Le silence devint encore plus lourd. Les enfants s’arrêtèrent de jouer, captivés par la dispute des grands.

— Tante Galya, tu es fâchée ? — demanda timidement Anna.

— Non, chérie, je ne suis pas fâchée. Juste épuisée.

— Épuisée de quoi ? — s’étonna Sergeï — On t’aide, on fait la vaisselle, on range.

— Vous rangez ? — le toisa-t-elle. — Regardez autour : de la vaisselle sale, des serviettes par terre, des miettes sur la table. C’est ça, votre aide ?

— On est chez toi, on s’est détendus un peu…

— Chez moi ? Chaque week-end depuis trois mois. Vous n’êtes pas des invités : vous êtes des pensionnaires.

— Maman, j’ai faim ! — pleurnicha le petit Petya.

— Exactement, — coupa Galina Petrovna. — Quand repartez-vous ? Et quand cesserez-vous de venir ?

— Quoi ? — s’étrangla Svetlana.

— Je vous demande de ne plus venir. Trouvez-vous une autre datcha. Une autre nourrice.

— Tu nous mets à la porte ? — s’offusqua Nikolaï.

— Je vous demande juste de respecter mon désir de me reposer seule à la datcha.

— Mais on est la famille ! — s’insurgea Marina.

— Famille ? La famille qui, depuis trois mois, profite de mon hospitalité sans jamais se demander si je suis à bout de forces ? Qui vide mon frigo en ignorant que je vis avec ma pension ? Qui transforme ma datcha en la leur ?

— Galya, — murmura Nikolaï. — On ne savait vraiment pas…

— Vous ne saviez pas ou vous ne vouliez pas savoir ? Vous aviez tout intérêt à ignorer. Pour vous, datcha gratuite, nourriture gratuite, bonne sœur gratuite. Pourquoi changer ?

— On peut… — tenta Svetlana.

— Que pouvez-vous faire ? Apporter des sandwiches la prochaine fois ? Laver la vaisselle ? Contribuer aux courses ? Trop tard : je suis fatiguée d’être celle sur qui on compte.

— Mais où irions-nous alors ? — se lamenta Marina.

— Je ne sais pas. Louez une autre datcha. C’est votre problème, pas le mien.

— Tante Galya, on ne viendra plus ? — sanglota Anna.

Galina Petrovna s’agenouilla devant la fillette.

— Anna, si maman et papa appellent à l’avance, apportent leur nourriture et aident dans la maison, vous pouvez revenir. Mais pas tous les week-ends. Et pas pour deux jours.

Anna hocha la tête, un peu rassurée. Les adultes restèrent muets.

— Maman, quand rentrons-nous ? — demanda Maxim.

— Allez-y tout de suite, — dit Galina Petrovna. — Ne vous attendez pas à dimanche.

Les préparatifs se firent dans un silence de plomb. Personne n’osa parler. Installée devant la fenêtre, elle regarda partir les voitures.

— Galya, — intervint Svetlana. — On est désolées…

— Je sais. Partez.

Vingt minutes plus tard, tout était calme. Les coussins écrasés, les miettes, un jouet d’enfant oublié : autant de preuves muettes de leur passage. Galina Petrovna ouvrit toutes les fenêtres, puis s’assit dans son fauteuil sur la véranda, tenta de lire… en vain. Les mots dansaient sous ses yeux.
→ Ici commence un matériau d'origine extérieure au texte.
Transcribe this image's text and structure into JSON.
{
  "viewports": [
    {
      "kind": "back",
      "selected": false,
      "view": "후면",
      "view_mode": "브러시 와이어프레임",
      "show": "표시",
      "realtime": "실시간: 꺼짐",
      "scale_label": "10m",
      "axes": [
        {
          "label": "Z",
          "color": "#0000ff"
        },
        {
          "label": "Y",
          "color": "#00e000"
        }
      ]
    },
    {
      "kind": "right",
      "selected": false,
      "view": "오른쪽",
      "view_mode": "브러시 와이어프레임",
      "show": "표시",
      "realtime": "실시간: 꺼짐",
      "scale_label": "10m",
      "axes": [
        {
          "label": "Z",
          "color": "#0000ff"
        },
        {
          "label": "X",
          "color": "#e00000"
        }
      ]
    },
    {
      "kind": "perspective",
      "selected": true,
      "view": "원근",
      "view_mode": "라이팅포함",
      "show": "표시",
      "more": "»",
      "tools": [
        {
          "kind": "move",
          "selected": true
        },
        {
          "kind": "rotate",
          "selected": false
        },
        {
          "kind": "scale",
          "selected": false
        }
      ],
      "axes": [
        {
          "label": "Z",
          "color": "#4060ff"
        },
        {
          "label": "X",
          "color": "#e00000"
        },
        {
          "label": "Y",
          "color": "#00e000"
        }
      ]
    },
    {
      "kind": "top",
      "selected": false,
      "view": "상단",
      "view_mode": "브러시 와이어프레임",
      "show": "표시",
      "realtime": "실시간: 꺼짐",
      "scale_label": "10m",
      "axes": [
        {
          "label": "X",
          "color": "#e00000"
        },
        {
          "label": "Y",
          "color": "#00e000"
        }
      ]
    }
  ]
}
Pour la première fois en trois mois, la maison retrouva le silence. Elle comprit qu’elle pourrait se lever demain quand bon lui semblerait, prendre son petit-déjeuner comme elle l’entend, et passer la journée à son gré.

Elle ferma son livre, sourit, se sentant enfin chez elle.

Le soir même, son téléphone sonna.

— Tante Galya ? … C’est Svetlana.

— Je vous écoute.

— On a réfléchi… Peut-être qu’on a eu tort. On pourrait repartir sur de bonnes bases ?

— Svetlana, je suis épuisée. J’ai besoin de temps.

— Combien de temps ?

— Je ne sais pas. Jusqu’à l’automne, ou au printemps, ou peut-être pour toujours.

— Mais on est la famille…

— Famille, — répéta Galina Petrovna. — J’avais oublié ce que ça voulait dire il y a trois mois, quand je suis devenue votre personnel de service.

Elle raccrocha, éteignit son téléphone et sortit dans le jardin. L’air tiède du soir, le chant des grillons, l’odeur du jasmin et de l’herbe fraîchement coupée… Assise sur le banc près du pommier, elle réalisa que sa datcha lui appartenait à nouveau.